綾音はその紙を見て冷たい吐息を漏らす。字面は合理的だ。だがその合理性の先には、個人の選択を先取りし、占有する制度が透けていた。
「ラベルを付ければ、炎上は収まる。それに…」黒川が言葉を切る。「我々は透明性を示す必要がある。個人の尊厳は重視するが、組織としての最小限の説明責任は果たすべきだ」
綾音の手がわずかに震えた。彼女は広報だ。言葉を整え、場を収めるのが仕事だ。それでも、彼女の胸の中には見えない線がある。名前を与えられることは、その関係を取り出して他人に奉仕させることだ。
「綾音、君はどう答える?」佐和子の目が光る。
彼女は深く息を吸った。答える前に、もう一度だけ確かめたかった。共同痕跡視は物に残る温度を追うが、その可視化はあいまいにしておかなければならない。決めつければ痕跡は曇り、急げば壊れる。だが、今は時間がない。
綾音は外付けドライブを引き寄せ、静かに蓋を押して開けた。中の小さなカードには、録音したジングルの総指揮として二人のイニシャルが手書きで書き込まれている。綾音は指の腹でその文字に触れ、呼吸を整える。共同して作ったという事実がそこにある。そこにだけ、自分の技能は働く。

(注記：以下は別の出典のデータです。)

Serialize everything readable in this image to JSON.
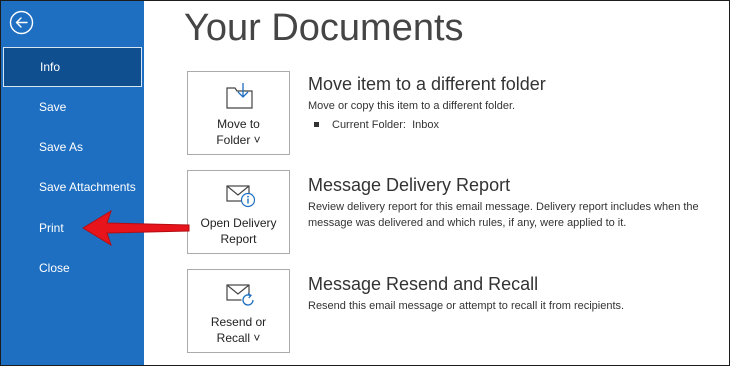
{
  "sidebar": {
    "back_icon": "back-arrow-circle-icon",
    "items": [
      {
        "label": "Info",
        "active": true
      },
      {
        "label": "Save"
      },
      {
        "label": "Save As"
      },
      {
        "label": "Save Attachments"
      },
      {
        "label": "Print"
      },
      {
        "label": "Close"
      }
    ],
    "colors": {
      "background": "#1e6fc1",
      "active": "#0f4e8f"
    }
  },
  "main": {
    "title": "Your Documents",
    "sections": [
      {
        "button_line1": "Move to",
        "button_line2": "Folder ˅",
        "icon": "move-to-folder-icon",
        "title": "Move item to a different folder",
        "description": "Move or copy this item to a different folder.",
        "bullet_label": "Current Folder:",
        "bullet_value": "Inbox"
      },
      {
        "button_line1": "Open Delivery",
        "button_line2": "Report",
        "icon": "delivery-report-envelope-icon",
        "title": "Message Delivery Report",
        "description": "Review delivery report for this email message. Delivery report includes when the message was delivered and which rules, if any, were applied to it."
      },
      {
        "button_line1": "Resend or",
        "button_line2": "Recall ˅",
        "icon": "resend-envelope-icon",
        "title": "Message Resend and Recall",
        "description": "Resend this email message or attempt to recall it from recipients."
      }
    ]
  },
  "annotation": {
    "arrow_color": "#e8141b",
    "points_to": "Print"
  }
}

「温度を見ます」綾音は低く言った。心の中で問いはしない。誰かの「愛しているか?」、「これでいいのか?」という具体的な問いを投げれば、痕跡は途端に曇る。彼女はいつもそうしてきた。測るのは、音の余韻や息遣いの残り香──漠然としたものだけだ。
カードを胸の上に置く。薄いプラスチックの冷たさが一瞬だけ熱に変わる。赤い波形の記憶が戻ってくる。感謝、安心、そしてわずかな「守る」意志。だがその「守る」は誰を守るのか、何を守るのかは分からない。曖昧さが暖かさを保つ。綾音はそれで良いと思った。
「ありがとう、と言ってる」彼女は小さな声で言った。深山の顔にだけ届くように。
深山はほっと肩の力を抜いた。「そうか。ならいい」
しかし、その瞬間、ドアが勢いよく開き、若いアシスタントの高木が息を切らせて飛び込んできた。スマートフォンを握りしめ、額に汗が浮かんでいる。
「す、すみません! 外部に音声の断片が流出してます! 誰かが深山さんと綾音さんの作業風景を切り取って、深夜の番組で『ラブ感満載』って煽られてます。もう何百件もリツイートが…」
真琴が顎を強張らせる。黒川は電話に手を伸ばした。部屋の空気が急に狭くなる。綾音はカードを握りしめると、薄い違和感が胸に浮かんだ。共同痕跡視が微かに震え、暖かさが一瞬で揺らいだ。
「焦るな」綾音は自分に言い聞かせる。焦れば、焦りは共同作業を壊す。だが黒川は既に決めていた。翌朝に公式声明と写真を出す、と。
「写真は?」深山が問い返す。彼はポケットから小さな缶を取り出し、無造作に机に置く。中身は古いテープレコーダーのカセットで、綾音は見覚えがあった。深山が十年前に使っていたものだ。彼はカセットのラベルに何も書かず、指で縁を撫でる。
「写真を出すのは俺のポジションじゃない」深山は静かに言う。「だが、写真は関係をラベル化する。写真を出したら、そのイメージが君を縛る。俺はそれを望まない」
「じゃあどうするんだ?」佐和子が厳しく言う。「火消しの手段は限られている。外部は視覚に弱い。写真がないと噂は増幅する」
綾音は考えた。彼女の能力は視覚や言葉に取り込まれた瞬間に力を失う。共同で作られた物にだけ痕跡は残るという事実は、逆に言えば「見せる」ことで失うことを意味する。写真や声明は波形を晒し、名付ければ暖かさは冷たくなってしまうかもしれない。
「何か別の方法を」綾音は言ってみるが、自分でもそれが曖昧だと分かっている。曖昧さは仲の良さを守る盾であり、同時に社会にとっては不快な穴だ。制度はその穴を埋めようとする。埋められることに、人は安心する。